With 7 songs and a runtime of just over 1 hour and 17 minutes, this album requires your time and patience. This isn’t music you put on at a birthday party (although you should) and go about your day. Grab a good pair of headphones and settle in and let the doom wash over you. The best thing about this album is not one second of it is wasted or not needed. This is a fully realized collaboration, not some cheap product where each artist is phoning it in with a couple lame covers or c-sides. Each song is a living, breathing entity and has something to say.
The production and mix is perfect. Every element, from the organ to the bass, to each and every growl and scream can be heard through its own suffocating and dread-filled atmosphere. Listening to this album is like walking through a cave: massive and seemingly unending. Like cold water dripping off stalagites, I love how the keys sprinkle atmospheric pressure over the dense, brutal riffs. It is methodical with purpose instead of just being heavy for the sake of it.

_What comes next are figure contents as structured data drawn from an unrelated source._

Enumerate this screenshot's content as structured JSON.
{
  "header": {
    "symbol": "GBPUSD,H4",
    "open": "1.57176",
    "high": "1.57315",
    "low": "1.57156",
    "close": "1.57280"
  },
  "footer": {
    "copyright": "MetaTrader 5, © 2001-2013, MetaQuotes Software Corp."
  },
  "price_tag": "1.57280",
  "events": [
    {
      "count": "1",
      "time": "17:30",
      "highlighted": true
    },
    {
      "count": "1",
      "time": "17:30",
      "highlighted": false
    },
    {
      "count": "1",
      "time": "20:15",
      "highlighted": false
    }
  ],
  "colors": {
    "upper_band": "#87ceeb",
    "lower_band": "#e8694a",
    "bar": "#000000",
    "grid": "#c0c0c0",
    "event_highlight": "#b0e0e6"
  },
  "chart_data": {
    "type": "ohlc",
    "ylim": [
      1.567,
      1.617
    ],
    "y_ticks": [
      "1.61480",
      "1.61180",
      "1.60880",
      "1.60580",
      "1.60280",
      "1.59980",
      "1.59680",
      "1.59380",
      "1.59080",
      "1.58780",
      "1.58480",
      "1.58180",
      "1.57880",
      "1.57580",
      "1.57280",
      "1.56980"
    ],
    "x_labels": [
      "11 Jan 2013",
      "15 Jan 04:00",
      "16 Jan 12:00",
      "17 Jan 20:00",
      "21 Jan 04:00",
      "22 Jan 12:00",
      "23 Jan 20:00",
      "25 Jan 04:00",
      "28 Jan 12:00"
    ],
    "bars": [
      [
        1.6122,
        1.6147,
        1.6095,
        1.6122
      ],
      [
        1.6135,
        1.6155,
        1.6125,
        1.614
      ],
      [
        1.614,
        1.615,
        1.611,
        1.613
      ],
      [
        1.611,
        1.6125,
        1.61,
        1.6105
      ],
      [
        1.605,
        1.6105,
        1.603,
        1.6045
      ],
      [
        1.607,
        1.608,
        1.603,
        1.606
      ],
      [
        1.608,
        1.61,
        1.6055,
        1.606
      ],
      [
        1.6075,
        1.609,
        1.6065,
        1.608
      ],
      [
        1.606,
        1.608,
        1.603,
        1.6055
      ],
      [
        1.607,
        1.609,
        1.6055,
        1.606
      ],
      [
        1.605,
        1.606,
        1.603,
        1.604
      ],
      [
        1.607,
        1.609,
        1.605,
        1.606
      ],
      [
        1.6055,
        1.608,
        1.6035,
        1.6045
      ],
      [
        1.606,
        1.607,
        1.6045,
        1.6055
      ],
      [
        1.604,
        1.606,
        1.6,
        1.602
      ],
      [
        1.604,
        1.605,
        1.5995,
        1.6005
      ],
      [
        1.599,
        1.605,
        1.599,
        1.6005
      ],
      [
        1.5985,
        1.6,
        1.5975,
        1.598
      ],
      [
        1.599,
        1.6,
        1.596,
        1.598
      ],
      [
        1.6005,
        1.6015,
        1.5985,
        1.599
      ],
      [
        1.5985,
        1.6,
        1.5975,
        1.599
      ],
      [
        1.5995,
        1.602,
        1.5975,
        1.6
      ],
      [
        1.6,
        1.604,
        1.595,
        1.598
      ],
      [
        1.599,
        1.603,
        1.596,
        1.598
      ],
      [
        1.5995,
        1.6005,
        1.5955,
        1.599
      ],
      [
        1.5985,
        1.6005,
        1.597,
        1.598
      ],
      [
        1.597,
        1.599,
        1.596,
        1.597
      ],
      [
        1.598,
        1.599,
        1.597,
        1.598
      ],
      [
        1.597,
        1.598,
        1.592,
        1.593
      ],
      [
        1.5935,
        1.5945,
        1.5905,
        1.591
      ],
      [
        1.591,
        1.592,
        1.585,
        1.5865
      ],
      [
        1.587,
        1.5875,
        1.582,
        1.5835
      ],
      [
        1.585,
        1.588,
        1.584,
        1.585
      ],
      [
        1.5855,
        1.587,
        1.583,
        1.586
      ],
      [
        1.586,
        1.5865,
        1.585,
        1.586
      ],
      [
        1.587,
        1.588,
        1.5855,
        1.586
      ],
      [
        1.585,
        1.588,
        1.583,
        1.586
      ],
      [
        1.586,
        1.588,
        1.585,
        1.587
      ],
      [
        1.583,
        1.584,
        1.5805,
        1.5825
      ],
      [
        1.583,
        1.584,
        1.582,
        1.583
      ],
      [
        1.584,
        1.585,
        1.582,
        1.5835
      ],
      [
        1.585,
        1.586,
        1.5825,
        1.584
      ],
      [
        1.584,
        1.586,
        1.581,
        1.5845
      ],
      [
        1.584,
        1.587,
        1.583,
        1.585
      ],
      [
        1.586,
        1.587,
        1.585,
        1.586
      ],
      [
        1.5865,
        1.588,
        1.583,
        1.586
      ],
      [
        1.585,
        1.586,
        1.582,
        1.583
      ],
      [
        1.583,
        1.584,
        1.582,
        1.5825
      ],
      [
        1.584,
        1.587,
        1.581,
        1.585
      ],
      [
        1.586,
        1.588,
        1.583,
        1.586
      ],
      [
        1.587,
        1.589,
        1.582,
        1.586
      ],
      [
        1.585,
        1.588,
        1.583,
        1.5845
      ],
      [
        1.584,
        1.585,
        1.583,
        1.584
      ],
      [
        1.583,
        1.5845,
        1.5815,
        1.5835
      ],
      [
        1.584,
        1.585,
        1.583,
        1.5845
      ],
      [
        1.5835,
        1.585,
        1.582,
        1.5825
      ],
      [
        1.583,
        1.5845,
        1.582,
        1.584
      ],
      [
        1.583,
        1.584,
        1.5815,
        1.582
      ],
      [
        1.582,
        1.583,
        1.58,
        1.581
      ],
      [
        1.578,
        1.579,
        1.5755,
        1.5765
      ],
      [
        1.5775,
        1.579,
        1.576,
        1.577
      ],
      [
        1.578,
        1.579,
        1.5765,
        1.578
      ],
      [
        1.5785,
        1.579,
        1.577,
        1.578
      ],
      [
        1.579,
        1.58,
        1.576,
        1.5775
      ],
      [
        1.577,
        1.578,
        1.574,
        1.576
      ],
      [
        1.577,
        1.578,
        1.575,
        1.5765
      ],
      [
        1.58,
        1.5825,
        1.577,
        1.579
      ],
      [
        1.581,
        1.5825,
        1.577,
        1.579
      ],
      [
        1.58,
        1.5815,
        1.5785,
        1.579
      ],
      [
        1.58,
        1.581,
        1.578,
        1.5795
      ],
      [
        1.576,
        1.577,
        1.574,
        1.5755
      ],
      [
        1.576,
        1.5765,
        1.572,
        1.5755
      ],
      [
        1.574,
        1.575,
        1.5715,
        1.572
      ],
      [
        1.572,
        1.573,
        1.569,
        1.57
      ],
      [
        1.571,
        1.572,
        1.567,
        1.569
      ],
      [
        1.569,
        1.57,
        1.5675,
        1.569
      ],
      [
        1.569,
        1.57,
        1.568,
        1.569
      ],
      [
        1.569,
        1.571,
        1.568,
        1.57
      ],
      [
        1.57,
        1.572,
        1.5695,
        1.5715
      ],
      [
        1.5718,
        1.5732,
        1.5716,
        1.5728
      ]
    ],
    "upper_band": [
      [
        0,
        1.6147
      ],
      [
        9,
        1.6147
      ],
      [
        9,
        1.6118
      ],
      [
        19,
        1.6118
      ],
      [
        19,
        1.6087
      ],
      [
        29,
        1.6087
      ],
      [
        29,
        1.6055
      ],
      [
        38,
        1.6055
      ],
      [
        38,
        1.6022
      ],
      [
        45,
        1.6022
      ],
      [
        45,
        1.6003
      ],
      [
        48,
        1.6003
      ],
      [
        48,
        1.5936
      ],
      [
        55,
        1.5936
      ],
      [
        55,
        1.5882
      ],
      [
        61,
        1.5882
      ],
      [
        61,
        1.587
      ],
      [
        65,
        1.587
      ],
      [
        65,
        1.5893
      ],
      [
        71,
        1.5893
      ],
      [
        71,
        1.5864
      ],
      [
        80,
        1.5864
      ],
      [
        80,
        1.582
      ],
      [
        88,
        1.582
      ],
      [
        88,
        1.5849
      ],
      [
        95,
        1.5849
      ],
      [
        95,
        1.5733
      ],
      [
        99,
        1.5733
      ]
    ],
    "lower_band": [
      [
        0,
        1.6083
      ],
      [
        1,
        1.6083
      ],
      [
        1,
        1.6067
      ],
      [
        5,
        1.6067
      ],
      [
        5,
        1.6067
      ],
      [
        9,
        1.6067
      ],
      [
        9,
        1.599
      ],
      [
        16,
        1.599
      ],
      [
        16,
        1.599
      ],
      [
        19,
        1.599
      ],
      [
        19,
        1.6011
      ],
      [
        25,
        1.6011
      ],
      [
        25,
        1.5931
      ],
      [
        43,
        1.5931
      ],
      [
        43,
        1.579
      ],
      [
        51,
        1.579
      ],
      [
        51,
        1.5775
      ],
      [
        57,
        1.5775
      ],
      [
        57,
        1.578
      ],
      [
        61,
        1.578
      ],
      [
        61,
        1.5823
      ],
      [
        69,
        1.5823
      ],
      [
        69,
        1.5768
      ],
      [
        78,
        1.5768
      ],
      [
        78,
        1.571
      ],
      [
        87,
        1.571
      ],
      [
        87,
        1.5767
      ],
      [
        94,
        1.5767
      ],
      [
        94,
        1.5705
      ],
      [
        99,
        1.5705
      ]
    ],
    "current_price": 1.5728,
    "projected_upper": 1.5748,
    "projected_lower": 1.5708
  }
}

“The Architect,” is indeed a song that builds a structure of towering presence that sends out emanating waves of technological dread. The first moments of the song are atmospheric and ambient noises that crawl around the darkness, barely seen through sinew and shadows they cast themselves. The cavernous noises continue as the guitars drop their notes, slow stabs into the dark that hit their target and sprawl out to cover the landscape of sound.
The first growls around the 5 and a half mark are frightening–I knew they were coming yet their presence is still shocking to the senses in the best way possible. The minutes that follow are a slow moving atmospheric river but instead of in the sky, it’s deep below—and rising to the top. The hallmark introduces dour melodies that a huge doom fan like me finds catchy. These bare moments of dim light entice me to keep exploring but as I make my way deeper into the song, I soon find out that I might not be able to get it. Remind you something? Like our technological advancement of AI?
“Iron Dominion,” is the shortest song on the album, at a little over 5 minutes. It’s a more straightforward song (so to speak) and smartly placed in the track list. The growls/screams are goddamn painful. The guitars/keys meld with them perfectly, a swirl of melancholic dread that is nightmarish, yet I couldn’t walk away even if I wanted to. The halfway point is something else, a dichotomy of metal and keys/organ that sounds unreal yet its heavy weight ensures it is indeed existing—and growing.
Other than the godly opening song, “Completion,” might be my favorite on this album. The opening riffs are a musical avalanche—the rocks sliding down to destroy all, arriving in the form of notes that are so heavy that I’m surprised my brain could handle them. Is this the eventual slide that AI will cause? Are we already in it? Scary thoughts and this song is definitely menacing on its own, regardless of meaning. The vocals are VICIOUS. The metal and the atmosphere crash together, becoming a new beast before breaking apart into a miasma and it all starts again. Unrelenting. The second part of the song is heavy on ambient textures, turning it all the more horrific and unsettling.
The final song is “Cosmic Authority,” it is surreal as it is mesmerizing. Their keys and organ are used to maximum potential, creating moments of unrest that pave the way for the crash of drums and guitars. The first few minutes are doomed out but the bulk of the song’s back half is instrumental and uses liminal spaces among keys and ambient textures to finish telling the story. It’s tragic because it feels all too real—and it may not be telling the future but instead painting what has already started.
So is this album the soundtrack of our doom? Will humanity heed warnings or continue to be the only species that destroys themselves in desperate attempts to falsely improve what really isn’t broken? Well if we are indeed killing ourselves, at least we have damn good music while we fade into ash. That might be the best we can hope for.
“Af holdi og malmi,” is a slow album with urgency to it and a must have for fans of either bands or just doom in general. This collaboration is a terrifying piece of music but also extremely smart and well-written. It’s worth the nightmares.